11pm update. i've been in an extremely somber mood tonight. i think i miss those i've lost more than usual tonight. i'm happy i don't live in a high rise anymore. i remember playing les by childish gambino, and feeling the odd coldness of the nighttime. stepping outside with my bare feet. i've only felt the veil between this life and the next twice before this. i wasn't scared. i felt the way you do near the peak of the rollercoaster. i thought i'd just fall, go splat, and be with my family before i could even register what was going on. i still feel the weird tile under my feet. i still feel the breeze. i still feel my bangs. i remember pushing them at one point and feeling gross about them. it was one of the few recognizable feelings i had that night.

my parents both moved out of their high rises after that. my brother locked up his little area. my sister made my parents agree to never leave me alone at home for the entire day again. dad didn't follow through. i remember how it felt, my mom's hair, in my lap while she cried for an hour. she felt so warm. my grandparents let me have tattoos on my inner arms, hoping it would deter me from slitting them. i stopped wearing short sleeves outside and in the daytime at home-- seeing the tattoos, having the wind brush by them, having my arms touched, would remind me of my grandparents and then why they allowed me to get them.

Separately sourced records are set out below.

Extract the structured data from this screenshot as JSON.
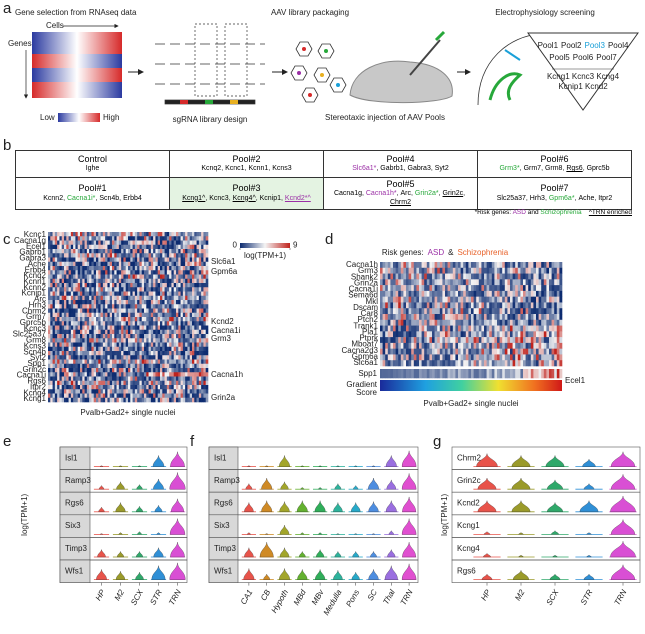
{
  "panel_a": {
    "label": "a",
    "step1": "Gene selection from RNAseq data",
    "cells": "Cells",
    "genes": "Genes",
    "low": "Low",
    "high": "High",
    "step2": "sgRNA library design",
    "step3": "AAV library packaging",
    "step4": "Stereotaxic injection of AAV Pools",
    "step5": "Electrophysiology screening",
    "pools": [
      "Pool1",
      "Pool2",
      "Pool3",
      "Pool4",
      "Pool5",
      "Pool6",
      "Pool7"
    ],
    "highlight_pool": 2,
    "pool3_genes": [
      "Kcng1 Kcnc3 Kcng4",
      "Kcnip1 Kcnd2"
    ]
  },
  "panel_b": {
    "label": "b",
    "rows": [
      [
        {
          "name": "Control",
          "genes": [
            {
              "text": "Ighe"
            }
          ]
        },
        {
          "name": "Pool#2",
          "genes": [
            {
              "text": "Kcnq2"
            },
            {
              "text": "Kcnc1"
            },
            {
              "text": "Kcnn1"
            },
            {
              "text": "Kcns3"
            }
          ]
        },
        {
          "name": "Pool#4",
          "genes": [
            {
              "text": "Slc6a1*",
              "color": "#9b2fa6"
            },
            {
              "text": "Gabrb1"
            },
            {
              "text": "Gabra3"
            },
            {
              "text": "Syt2"
            }
          ]
        },
        {
          "name": "Pool#6",
          "genes": [
            {
              "text": "Grm3*",
              "color": "#27a83a"
            },
            {
              "text": "Grm7"
            },
            {
              "text": "Grm8"
            },
            {
              "text": "Rgs6",
              "underline": true
            },
            {
              "text": "Gprc5b"
            }
          ]
        }
      ],
      [
        {
          "name": "Pool#1",
          "genes": [
            {
              "text": "Kcnn2"
            },
            {
              "text": "Cacna1i*",
              "color": "#27a83a"
            },
            {
              "text": "Scn4b"
            },
            {
              "text": "Erbb4"
            }
          ]
        },
        {
          "name": "Pool#3",
          "highlight": true,
          "genes": [
            {
              "text": "Kcng1^",
              "underline": true
            },
            {
              "text": "Kcnc3"
            },
            {
              "text": "Kcng4^",
              "underline": true
            },
            {
              "text": "Kcnip1"
            },
            {
              "text": "Kcnd2*^",
              "underline": true,
              "color": "#9b2fa6"
            }
          ]
        },
        {
          "name": "Pool#5",
          "genes": [
            {
              "text": "Cacna1g"
            },
            {
              "text": "Cacna1h*",
              "color": "#9b2fa6"
            },
            {
              "text": "Arc"
            },
            {
              "text": "Grin2a*",
              "color": "#27a83a"
            },
            {
              "text": "Grin2c",
              "underline": true
            },
            {
              "text": "Chrm2",
              "underline": true
            }
          ]
        },
        {
          "name": "Pool#7",
          "genes": [
            {
              "text": "Slc25a37"
            },
            {
              "text": "Hrh3"
            },
            {
              "text": "Gpm6a*",
              "color": "#27a83a"
            },
            {
              "text": "Ache"
            },
            {
              "text": "Itpr2"
            }
          ]
        }
      ]
    ],
    "footnote": {
      "prefix": "*Risk genes: ",
      "asd": "ASD",
      "and": " and ",
      "scz": "Schizophrenia",
      "trn": "^TRN enriched"
    }
  },
  "panel_c": {
    "label": "c",
    "left_genes": [
      {
        "text": "Kcnc1",
        "color": "#1aa0d8"
      },
      {
        "text": "Cacna1g",
        "color": "#d6198c"
      },
      {
        "text": "Ecel1",
        "color": "#222"
      },
      {
        "text": "Gabrb1",
        "color": "#d6198c"
      },
      {
        "text": "Gabra3",
        "color": "#d6198c"
      },
      {
        "text": "Ache",
        "color": "#222"
      },
      {
        "text": "Erbb4",
        "color": "#222"
      },
      {
        "text": "Kcnq2",
        "color": "#1aa0d8"
      },
      {
        "text": "Kcnn1",
        "color": "#1aa0d8"
      },
      {
        "text": "Kcnn2",
        "color": "#1aa0d8"
      },
      {
        "text": "Kcnip1",
        "color": "#222"
      },
      {
        "text": "Arc",
        "color": "#d6198c"
      },
      {
        "text": "Hrh3",
        "color": "#d6198c"
      },
      {
        "text": "Chrm2",
        "color": "#d6198c"
      },
      {
        "text": "Grm7",
        "color": "#222"
      },
      {
        "text": "Gprc5b",
        "color": "#222"
      },
      {
        "text": "Kcnc3",
        "color": "#1aa0d8"
      },
      {
        "text": "Slc25a37",
        "color": "#222"
      },
      {
        "text": "Grm8",
        "color": "#222"
      },
      {
        "text": "Kcns3",
        "color": "#1aa0d8"
      },
      {
        "text": "Scn4b",
        "color": "#222"
      },
      {
        "text": "Syt2",
        "color": "#222"
      },
      {
        "text": "Spp1",
        "color": "#222"
      },
      {
        "text": "Grin2c",
        "color": "#d6198c"
      },
      {
        "text": "Cacna1i",
        "color": "#d6198c"
      },
      {
        "text": "Rgs6",
        "color": "#222"
      },
      {
        "text": "Itpr2",
        "color": "#222"
      },
      {
        "text": "Kcng4",
        "color": "#1aa0d8"
      },
      {
        "text": "Kcng1",
        "color": "#1aa0d8"
      }
    ],
    "right_genes": [
      {
        "text": "Slc6a1",
        "color": "#d6198c"
      },
      {
        "text": "Gpm6a",
        "color": "#222"
      },
      {
        "text": "Kcnd2",
        "color": "#27a83a"
      },
      {
        "text": "Cacna1i",
        "color": "#222"
      },
      {
        "text": "Grm3",
        "color": "#222"
      },
      {
        "text": "Cacna1h",
        "color": "#d6198c"
      },
      {
        "text": "Grin2a",
        "color": "#d6198c"
      }
    ],
    "colorbar": {
      "min": 0,
      "max": 9,
      "title": "log(TPM+1)"
    },
    "xlabel": "Pvalb+Gad2+  single nuclei"
  },
  "panel_d": {
    "label": "d",
    "legend": {
      "prefix": "Risk genes:",
      "asd": "ASD",
      "amp": "&",
      "scz": "Schizophrenia"
    },
    "genes": [
      {
        "text": "Cacna1h",
        "color": "#9b2fa6"
      },
      {
        "text": "Grm3",
        "color": "#e8632c"
      },
      {
        "text": "Shank2",
        "color": "#9b2fa6"
      },
      {
        "text": "Grin2a",
        "color": "#e8632c"
      },
      {
        "text": "Cacna1i",
        "color": "#e8632c"
      },
      {
        "text": "Sema6d",
        "color": "#e8632c"
      },
      {
        "text": "Mkl",
        "color": "#9b2fa6"
      },
      {
        "text": "Dscam",
        "color": "#9b2fa6"
      },
      {
        "text": "Car8",
        "color": "#e8632c"
      },
      {
        "text": "Ptch2",
        "color": "#e8632c"
      },
      {
        "text": "Trank1",
        "color": "#e8632c"
      },
      {
        "text": "Pla1",
        "color": "#e8632c"
      },
      {
        "text": "Ptprk",
        "color": "#9b2fa6"
      },
      {
        "text": "Mboat7",
        "color": "#9b2fa6"
      },
      {
        "text": "Cacna2d3",
        "color": "#9b2fa6"
      },
      {
        "text": "Gpm6a",
        "color": "#e8632c"
      },
      {
        "text": "Slc6a1",
        "color": "#9b2fa6"
      }
    ],
    "spp1": "Spp1",
    "ecel1": "Ecel1",
    "score": [
      "Gradient",
      "Score"
    ],
    "xlabel": "Pvalb+Gad2+  single nuclei"
  },
  "panel_e": {
    "label": "e",
    "ylabel": "log(TPM+1)",
    "regions": [
      {
        "name": "HP",
        "color": "#e8534a"
      },
      {
        "name": "M2",
        "color": "#9a9a2a"
      },
      {
        "name": "SCX",
        "color": "#2fa86a"
      },
      {
        "name": "STR",
        "color": "#2f8fd6"
      },
      {
        "name": "TRN",
        "color": "#d94fd4"
      }
    ],
    "rows": [
      {
        "gene": "Isl1",
        "values": [
          0.05,
          0.05,
          0.05,
          0.6,
          0.8
        ]
      },
      {
        "gene": "Ramp3",
        "values": [
          0.2,
          0.4,
          0.25,
          0.55,
          0.9
        ]
      },
      {
        "gene": "Rgs6",
        "values": [
          0.25,
          0.5,
          0.3,
          0.35,
          0.7
        ]
      },
      {
        "gene": "Six3",
        "values": [
          0.05,
          0.1,
          0.15,
          0.1,
          0.85
        ]
      },
      {
        "gene": "Timp3",
        "values": [
          0.4,
          0.3,
          0.3,
          0.5,
          0.8
        ]
      },
      {
        "gene": "Wfs1",
        "values": [
          0.55,
          0.45,
          0.4,
          0.75,
          0.9
        ]
      }
    ]
  },
  "panel_f": {
    "label": "f",
    "regions": [
      {
        "name": "CA1",
        "color": "#e8534a"
      },
      {
        "name": "CB",
        "color": "#cf8a25"
      },
      {
        "name": "Hypoth",
        "color": "#a2a52a"
      },
      {
        "name": "MBd",
        "color": "#63b12f"
      },
      {
        "name": "MBv",
        "color": "#2fae59"
      },
      {
        "name": "Medulla",
        "color": "#2db39c"
      },
      {
        "name": "Pons",
        "color": "#27a9c9"
      },
      {
        "name": "SC",
        "color": "#4d8de0"
      },
      {
        "name": "Thal",
        "color": "#9a6ee0"
      },
      {
        "name": "TRN",
        "color": "#e04fd0"
      }
    ],
    "rows": [
      {
        "gene": "Isl1",
        "values": [
          0.05,
          0.05,
          0.6,
          0.05,
          0.05,
          0.05,
          0.05,
          0.05,
          0.6,
          0.85
        ]
      },
      {
        "gene": "Ramp3",
        "values": [
          0.3,
          0.6,
          0.4,
          0.1,
          0.1,
          0.3,
          0.2,
          0.6,
          0.5,
          0.85
        ]
      },
      {
        "gene": "Rgs6",
        "values": [
          0.5,
          0.6,
          0.55,
          0.6,
          0.6,
          0.5,
          0.5,
          0.55,
          0.6,
          0.8
        ]
      },
      {
        "gene": "Six3",
        "values": [
          0.1,
          0.05,
          0.5,
          0.1,
          0.1,
          0.05,
          0.05,
          0.05,
          0.2,
          0.85
        ]
      },
      {
        "gene": "Timp3",
        "values": [
          0.5,
          0.8,
          0.5,
          0.3,
          0.4,
          0.3,
          0.3,
          0.3,
          0.4,
          0.8
        ]
      },
      {
        "gene": "Wfs1",
        "values": [
          0.6,
          0.3,
          0.6,
          0.55,
          0.55,
          0.5,
          0.4,
          0.55,
          0.75,
          0.85
        ]
      }
    ]
  },
  "panel_g": {
    "label": "g",
    "ylabel": "log(TPM+1)",
    "regions": [
      {
        "name": "HP",
        "color": "#e8534a"
      },
      {
        "name": "M2",
        "color": "#9a9a2a"
      },
      {
        "name": "SCX",
        "color": "#2fa86a"
      },
      {
        "name": "STR",
        "color": "#2f8fd6"
      },
      {
        "name": "TRN",
        "color": "#d94fd4"
      }
    ],
    "rows": [
      {
        "gene": "Chrm2",
        "color": "#d6198c",
        "values": [
          0.7,
          0.6,
          0.6,
          0.4,
          0.8
        ]
      },
      {
        "gene": "Grin2c",
        "color": "#d6198c",
        "values": [
          0.6,
          0.6,
          0.5,
          0.3,
          0.8
        ]
      },
      {
        "gene": "Kcnd2",
        "color": "#27a83a",
        "values": [
          0.6,
          0.6,
          0.5,
          0.6,
          0.85
        ]
      },
      {
        "gene": "Kcng1",
        "color": "#27a83a",
        "values": [
          0.15,
          0.1,
          0.2,
          0.1,
          0.8
        ]
      },
      {
        "gene": "Kcng4",
        "color": "#27a83a",
        "values": [
          0.2,
          0.1,
          0.1,
          0.1,
          0.85
        ]
      },
      {
        "gene": "Rgs6",
        "color": "#9b2fa6",
        "values": [
          0.3,
          0.5,
          0.3,
          0.3,
          0.8
        ]
      }
    ]
  }
}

my friends don't really know i attempted before. some do, but not how or why. they don't speak about it. i appreciate it some days, and others i wish they would just spit out their beliefs of me. i wish they'd just be honest.

i think about everyone, before and after my attempt. the rooftop one, i mean. a lot of people don't speak to me anymore. a few cling to me more now. while my mother sleeps in my guest room, she and everyone else doesn't know i'm looking at new methods. she doesn't know how tired i am.